Friday, October 24, 2008

The (insurmountable) level of crisis in the emerging countries

Dani Rodrik gives a feel about what the scale of the present financial crisis would be in the emerging countries. He thinks that the emerging countries would face much more severe crisis than the developed counterparts.

Emerging markets for the most part have weak and fragile fiscal systems, and the magnitude of the potential run is huge relative even to the large mountains of reserves that many of them have built up.  Socialization of private liabilities may enhance confidence in the rich countries; it will likely magnify the run in emerging markets.  So we are talking about economic collapses that could be significantly bigger than what the rich countries will experience.  And this time developing countries can legitimately say: it wasn't our fault!

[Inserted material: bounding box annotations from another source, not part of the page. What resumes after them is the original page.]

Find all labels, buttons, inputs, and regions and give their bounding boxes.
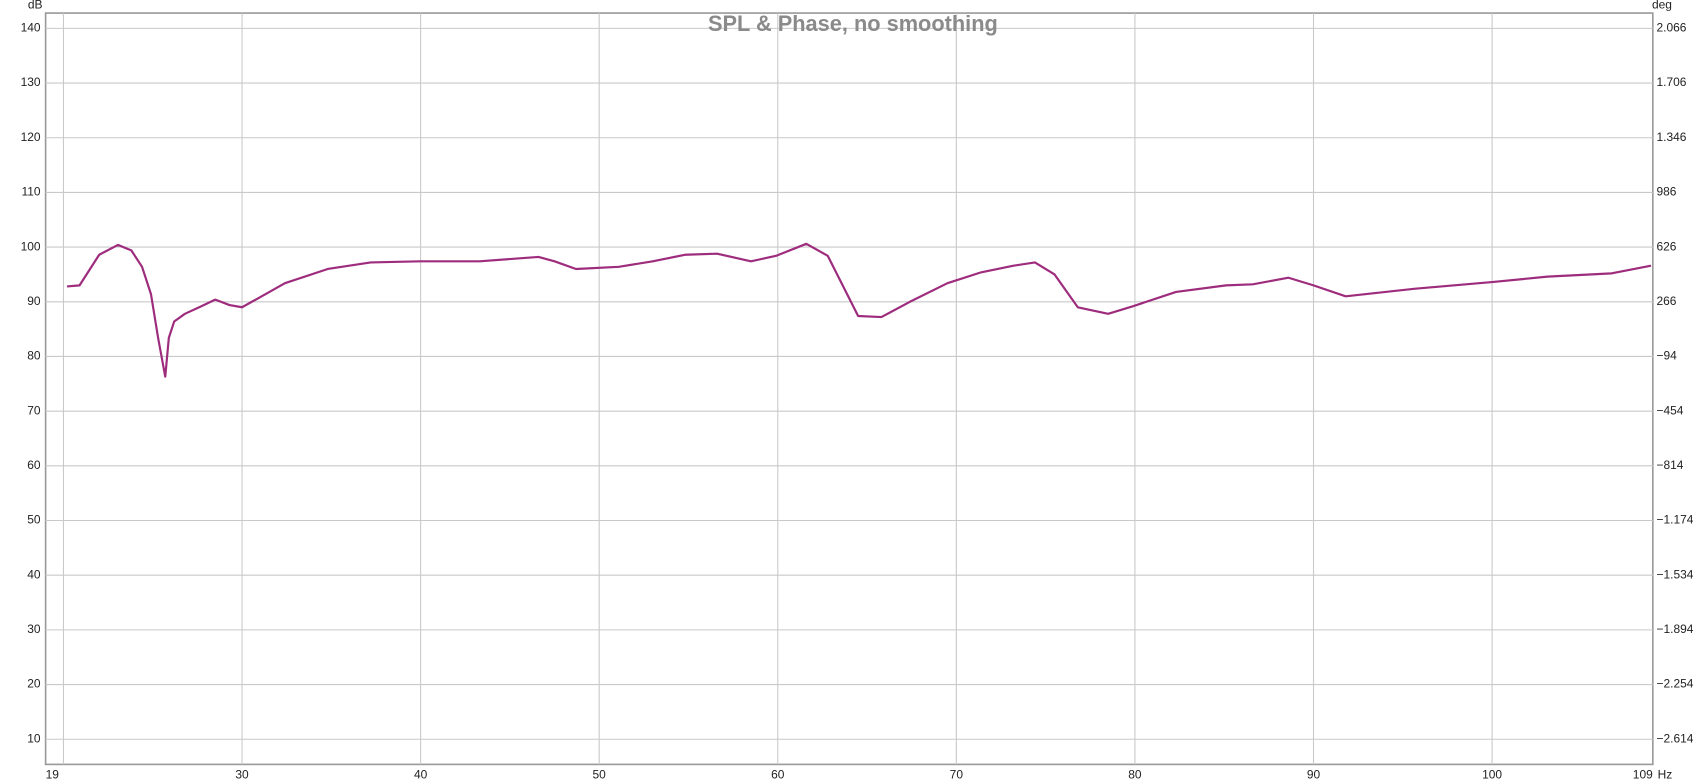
- x-tick-label: 80: [1128, 767, 1142, 781]
- y2-tick-label: −1.174: [1657, 513, 1694, 527]
- x-tick-label: 70: [950, 767, 964, 781]
- y-tick-label: 20: [27, 677, 41, 691]
- y-tick-label: 140: [21, 21, 41, 35]
- y-tick-label: 130: [21, 75, 41, 89]
- y-tick-label: 10: [27, 731, 41, 745]
- y2-tick-label: 2.066: [1657, 21, 1687, 35]
- y2-axis-unit: deg: [1652, 0, 1672, 12]
- y2-tick-label: −2.614: [1657, 731, 1694, 745]
- chart-title: SPL & Phase, no smoothing: [708, 11, 998, 36]
- x-tick-label: 30: [235, 767, 249, 781]
- y2-tick-label: −454: [1657, 403, 1684, 417]
- y2-tick-label: 1.706: [1657, 75, 1687, 89]
- x-tick-label: 50: [593, 767, 607, 781]
- y-tick-label: 110: [22, 185, 41, 199]
- y-tick-label: 40: [27, 567, 41, 581]
- x-tick-label: 90: [1307, 767, 1321, 781]
- y-axis-unit: dB: [28, 0, 43, 12]
- y2-tick-label: 626: [1657, 239, 1677, 253]
- plot-area: [44, 12, 1654, 766]
- x-tick-label: 40: [414, 767, 428, 781]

It would be interesting to know what new ideas transpired/were floated when Rodrik, Rogoff, Stiglitz, Birdsall, and Sachs met with the UN Secretary-General Ban Ki-Moon recently. Rodrik sees a possible role for the IMF as a true global lender (massive) of last resort (without too many preconditions).

On a similar note, here is an interesting perspective: From capital flow bonanza to financial crash:

To examine the potential links with financial crises of various stripes, we constructed a family of country-specific probabilities. For each of the 64 countries, this implies four unconditional crisis probabilities, that of: default (or restructuring) on external sovereign debt, a currency crash, and a banking crisis. We also constructed the probability of each type of crisis within a window of three years before and after the bonanza year or years, this we refer to as the conditional probability of a crisis. If capital flow bonanzas make countries more crises prone, the conditional probability should be greater than the unconditional probability of a crisis.

For the full sample, the probability of any of the three varieties of crises conditional on a capital flow bonanza is significantly higher than the unconditional probability. Put differently, the incidence of a financial crisis is higher around a capital inflow bonanza. However, separating the high income countries from the rest qualifies the general result. As for the high income group, there are no systematic differences between the conditional and unconditional probabilities in the aggregate, although there are numerous country cases where the crisis probabilities increase markedly around a capital flow bonanza episode.

For sovereign defaults, less than half the countries (42%) record an increase in default probabilities around capital flow bonanzas. (Here, it is important to recall that about one-third of the countries in the sample are high income.) In two-thirds of the countries the likelihood of a currency crash is significantly higher around capital flow bonanzas in about 61% of the countries the probability of a banking crises is higher around capital flow bonanzas.

Most emerging market economies have thus far been relatively immune to the slowdown in the US. Many are basking in the economic warmth provided by high commodity prices and low borrowing costs. If the pattern of the past few decades holds true, however, those countries may be facing a darkening future.